Nosotros sabemos cuál es nuestra misión: la Guardia Suiza es responsable de la seguridad del Papa dentro del Palacio Apostólico. Hoy en día, el papa reside en Santa Marta; sin embargo, nuestra misión no cambia. Ahora bien, antes no habíamos tenido la oportunidad de colaborar de modo estrecho y paritario con la Gendarmería del Estado de la Ciudad del Vaticano. Antes, estábamos dentro del Palacio Apostólico y ellos, fuera. Ahora hemos intensificado nuestras relaciones, que son buenas, y hemos constituido un equipo mixto que se compromete eficazmente en la tutela de la seguridad del Santo Padre. Se ve claramente en los viajes del Papa al extranjero.
Hábleme del caso Anrig, el comandante que a finales de enero fue obligado a dejar el Vaticano para volver a Suiza.
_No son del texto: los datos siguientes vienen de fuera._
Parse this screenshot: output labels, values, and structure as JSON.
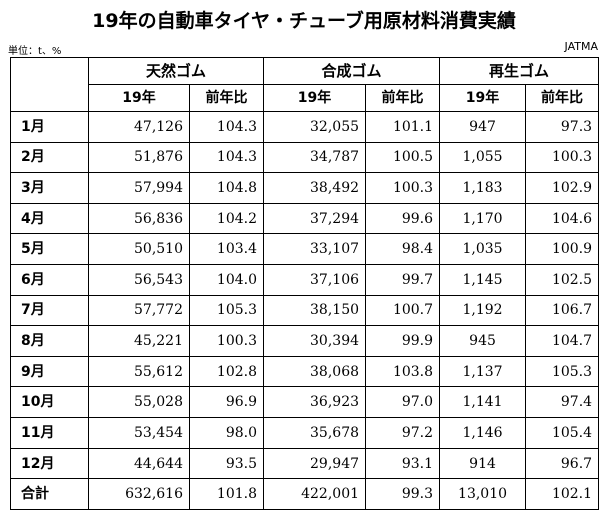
{
  "title": "19年の自動車タイヤ・チューブ用原材料消費実績",
  "unit": "単位：t、%",
  "source": "JATMA",
  "table": {
    "groups": [
      "天然ゴム",
      "合成ゴム",
      "再生ゴム"
    ],
    "subheaders": [
      "19年",
      "前年比",
      "19年",
      "前年比",
      "19年",
      "前年比"
    ],
    "rows": [
      {
        "month": "1月",
        "natural": "47,126",
        "natural_yoy": "104.3",
        "synthetic": "32,055",
        "synthetic_yoy": "101.1",
        "reclaimed": "947",
        "reclaimed_yoy": "97.3"
      },
      {
        "month": "2月",
        "natural": "51,876",
        "natural_yoy": "104.3",
        "synthetic": "34,787",
        "synthetic_yoy": "100.5",
        "reclaimed": "1,055",
        "reclaimed_yoy": "100.3"
      },
      {
        "month": "3月",
        "natural": "57,994",
        "natural_yoy": "104.8",
        "synthetic": "38,492",
        "synthetic_yoy": "100.3",
        "reclaimed": "1,183",
        "reclaimed_yoy": "102.9"
      },
      {
        "month": "4月",
        "natural": "56,836",
        "natural_yoy": "104.2",
        "synthetic": "37,294",
        "synthetic_yoy": "99.6",
        "reclaimed": "1,170",
        "reclaimed_yoy": "104.6"
      },
      {
        "month": "5月",
        "natural": "50,510",
        "natural_yoy": "103.4",
        "synthetic": "33,107",
        "synthetic_yoy": "98.4",
        "reclaimed": "1,035",
        "reclaimed_yoy": "100.9"
      },
      {
        "month": "6月",
        "natural": "56,543",
        "natural_yoy": "104.0",
        "synthetic": "37,106",
        "synthetic_yoy": "99.7",
        "reclaimed": "1,145",
        "reclaimed_yoy": "102.5"
      },
      {
        "month": "7月",
        "natural": "57,772",
        "natural_yoy": "105.3",
        "synthetic": "38,150",
        "synthetic_yoy": "100.7",
        "reclaimed": "1,192",
        "reclaimed_yoy": "106.7"
      },
      {
        "month": "8月",
        "natural": "45,221",
        "natural_yoy": "100.3",
        "synthetic": "30,394",
        "synthetic_yoy": "99.9",
        "reclaimed": "945",
        "reclaimed_yoy": "104.7"
      },
      {
        "month": "9月",
        "natural": "55,612",
        "natural_yoy": "102.8",
        "synthetic": "38,068",
        "synthetic_yoy": "103.8",
        "reclaimed": "1,137",
        "reclaimed_yoy": "105.3"
      },
      {
        "month": "10月",
        "natural": "55,028",
        "natural_yoy": "96.9",
        "synthetic": "36,923",
        "synthetic_yoy": "97.0",
        "reclaimed": "1,141",
        "reclaimed_yoy": "97.4"
      },
      {
        "month": "11月",
        "natural": "53,454",
        "natural_yoy": "98.0",
        "synthetic": "35,678",
        "synthetic_yoy": "97.2",
        "reclaimed": "1,146",
        "reclaimed_yoy": "105.4"
      },
      {
        "month": "12月",
        "natural": "44,644",
        "natural_yoy": "93.5",
        "synthetic": "29,947",
        "synthetic_yoy": "93.1",
        "reclaimed": "914",
        "reclaimed_yoy": "96.7"
      }
    ],
    "total": {
      "label": "合計",
      "natural": "632,616",
      "natural_yoy": "101.8",
      "synthetic": "422,001",
      "synthetic_yoy": "99.3",
      "reclaimed": "13,010",
      "reclaimed_yoy": "102.1"
    }
  }
}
Nos sorprendió mucho. Nos enteramos de la noticia leyendo L’Osservatore Romano.
Circulan tres hipótesis acerca de su cese, y una en particular tiene cierta credibilidad: al Papa no le gustaba el estilo del coronel Anrig, que consideraba demasiado castrense.
Un cuerpo militar ha de ser disciplinado. Y para mantener la disciplina de vez en cuando se requiere una corrección fraterna. Sin embargo, la imagen de un comandante demasiado estricto ha sido sustancialmente transmitida por medios de la Suiza germánica. En cambio, el Papa ha dicho que se trató de un cese normal, tras la prórroga concedida a su primer mandato de cinco años.
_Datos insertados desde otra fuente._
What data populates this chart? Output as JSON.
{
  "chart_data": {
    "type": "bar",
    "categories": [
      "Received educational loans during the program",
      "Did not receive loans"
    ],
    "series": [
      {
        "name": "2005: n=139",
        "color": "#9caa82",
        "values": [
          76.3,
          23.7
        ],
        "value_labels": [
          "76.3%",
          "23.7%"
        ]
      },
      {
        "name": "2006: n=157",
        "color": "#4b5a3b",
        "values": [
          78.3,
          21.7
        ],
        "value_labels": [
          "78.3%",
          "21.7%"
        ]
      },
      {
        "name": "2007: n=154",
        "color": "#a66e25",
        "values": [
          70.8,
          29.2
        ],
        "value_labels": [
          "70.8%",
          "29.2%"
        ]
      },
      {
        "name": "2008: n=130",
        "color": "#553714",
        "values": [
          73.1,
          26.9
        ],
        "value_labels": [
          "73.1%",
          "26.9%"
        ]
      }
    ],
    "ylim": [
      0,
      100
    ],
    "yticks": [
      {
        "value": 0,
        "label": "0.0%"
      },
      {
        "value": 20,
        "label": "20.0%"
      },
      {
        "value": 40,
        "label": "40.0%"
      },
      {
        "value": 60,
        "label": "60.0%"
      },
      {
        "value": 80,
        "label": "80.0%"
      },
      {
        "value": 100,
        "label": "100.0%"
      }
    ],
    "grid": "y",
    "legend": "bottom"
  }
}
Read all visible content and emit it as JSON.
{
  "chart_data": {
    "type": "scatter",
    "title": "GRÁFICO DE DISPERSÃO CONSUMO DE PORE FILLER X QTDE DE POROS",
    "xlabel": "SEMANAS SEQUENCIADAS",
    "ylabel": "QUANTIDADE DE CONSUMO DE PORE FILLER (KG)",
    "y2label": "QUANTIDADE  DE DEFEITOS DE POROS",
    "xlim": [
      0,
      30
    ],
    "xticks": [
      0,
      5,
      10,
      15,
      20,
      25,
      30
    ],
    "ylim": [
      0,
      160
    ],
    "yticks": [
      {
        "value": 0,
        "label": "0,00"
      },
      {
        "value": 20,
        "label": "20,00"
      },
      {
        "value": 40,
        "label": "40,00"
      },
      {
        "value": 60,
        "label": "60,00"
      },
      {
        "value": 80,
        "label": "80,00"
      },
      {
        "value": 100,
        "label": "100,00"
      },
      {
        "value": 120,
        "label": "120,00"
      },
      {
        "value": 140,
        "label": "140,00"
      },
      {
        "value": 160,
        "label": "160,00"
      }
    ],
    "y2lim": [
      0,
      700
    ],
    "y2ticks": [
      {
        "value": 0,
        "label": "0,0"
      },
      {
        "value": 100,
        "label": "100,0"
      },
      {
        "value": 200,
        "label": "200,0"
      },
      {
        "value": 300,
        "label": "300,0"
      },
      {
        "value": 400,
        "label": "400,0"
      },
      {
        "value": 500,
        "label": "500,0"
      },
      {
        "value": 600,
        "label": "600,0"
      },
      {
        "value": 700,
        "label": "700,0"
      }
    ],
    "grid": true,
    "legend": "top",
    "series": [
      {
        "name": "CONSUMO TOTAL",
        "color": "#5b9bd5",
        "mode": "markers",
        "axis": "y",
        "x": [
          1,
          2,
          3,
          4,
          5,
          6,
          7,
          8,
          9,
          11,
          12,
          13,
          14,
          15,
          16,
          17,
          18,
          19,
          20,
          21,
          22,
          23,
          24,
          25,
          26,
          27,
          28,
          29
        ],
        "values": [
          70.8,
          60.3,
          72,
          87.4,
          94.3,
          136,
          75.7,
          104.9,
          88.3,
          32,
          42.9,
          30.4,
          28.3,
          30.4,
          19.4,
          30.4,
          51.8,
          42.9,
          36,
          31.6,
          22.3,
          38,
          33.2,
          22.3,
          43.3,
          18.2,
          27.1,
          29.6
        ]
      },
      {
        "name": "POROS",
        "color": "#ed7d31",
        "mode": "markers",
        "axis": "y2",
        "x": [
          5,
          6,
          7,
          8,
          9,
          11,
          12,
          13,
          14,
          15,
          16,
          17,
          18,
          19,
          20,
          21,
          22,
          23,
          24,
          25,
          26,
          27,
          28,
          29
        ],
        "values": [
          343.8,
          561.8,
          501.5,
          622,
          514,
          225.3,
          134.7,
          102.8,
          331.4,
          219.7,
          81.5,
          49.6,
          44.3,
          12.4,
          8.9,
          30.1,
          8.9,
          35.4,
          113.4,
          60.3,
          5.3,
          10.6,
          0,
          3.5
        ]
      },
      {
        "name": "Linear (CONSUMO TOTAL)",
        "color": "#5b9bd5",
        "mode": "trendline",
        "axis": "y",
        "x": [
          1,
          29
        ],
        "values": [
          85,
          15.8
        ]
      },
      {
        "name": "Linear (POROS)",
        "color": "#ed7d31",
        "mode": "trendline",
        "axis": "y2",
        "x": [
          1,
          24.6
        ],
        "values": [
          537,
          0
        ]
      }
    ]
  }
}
Coronel Graf, la secularización también avanza en Suiza. ¿Será todavía posible disponer de un número suficiente de jóvenes suizos que quieran servir al Papa y a la Iglesia en el Vaticano? ¿O bien ya se está proyectando una nueva Guardia Suiza, de perfil más internacional, con aportaciones de otros países?
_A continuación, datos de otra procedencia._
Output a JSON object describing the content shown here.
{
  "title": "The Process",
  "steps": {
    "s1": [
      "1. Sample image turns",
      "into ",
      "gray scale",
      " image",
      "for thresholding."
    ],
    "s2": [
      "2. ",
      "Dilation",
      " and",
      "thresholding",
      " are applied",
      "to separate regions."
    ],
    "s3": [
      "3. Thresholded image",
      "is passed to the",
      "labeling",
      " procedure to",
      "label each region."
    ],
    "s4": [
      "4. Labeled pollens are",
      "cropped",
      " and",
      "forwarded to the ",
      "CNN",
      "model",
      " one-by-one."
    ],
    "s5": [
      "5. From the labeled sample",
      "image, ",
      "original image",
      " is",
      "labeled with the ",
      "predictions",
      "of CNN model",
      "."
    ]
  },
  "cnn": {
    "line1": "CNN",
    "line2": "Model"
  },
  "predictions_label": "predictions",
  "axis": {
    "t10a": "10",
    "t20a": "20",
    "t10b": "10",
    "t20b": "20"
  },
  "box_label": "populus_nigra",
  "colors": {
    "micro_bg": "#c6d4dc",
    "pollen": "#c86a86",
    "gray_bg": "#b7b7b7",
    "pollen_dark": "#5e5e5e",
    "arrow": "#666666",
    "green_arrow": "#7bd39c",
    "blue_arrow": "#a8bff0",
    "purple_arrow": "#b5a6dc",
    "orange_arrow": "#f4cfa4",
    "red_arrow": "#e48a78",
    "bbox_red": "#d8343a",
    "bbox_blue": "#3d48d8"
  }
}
Desgraciadamente, la secularización avanza en todas partes. He leído una estadística reciente sobre los jóvenes en Suiza: solo el 26 % se considera religioso. De seguir así, el futuro no será nada fácil, ya que para ser Guardia suizo es fundamental tener convicciones espirituales, fe y voluntad de servir al catolicismo universal, sino se convierte en un mero trabajo. Dicho esto, he de subrayar que en Suiza el reclutamiento corre a cargo de los antiguos Guardias suizos: a menudo lo hacen puerta a puerta, evocando sus experiencias personales. En muchos pueblos, todavía se dice: «Éste estuvo en Roma de Guardia suizo». Esto sigue siendo, con seguridad, una buena carta de presentación como, por cierto, también lo son los grupos de escolares y universitarios que vienen directamente aquí para ver cómo es «la vida diaria de la Guardia suiza». Por lo tanto, se puede ser moderadamente optimista. Y espero que durante muchos años sigamos celebrando el Juramento del 6 de mayo: es una ceremonia única, en la que cada nuevo guardia ha de dar testimonio de su voluntad de estar dispuesto a ofrecer si es necesario su vida para defender al Santo Padre. Es una ceremonia genuinamente suiza con música, estandartes, himno nacional, diversos idiomas: es el testimonio de un privilegio que se mantiene y de cuyo excepcional valor se debe de tener conciencia en Suiza.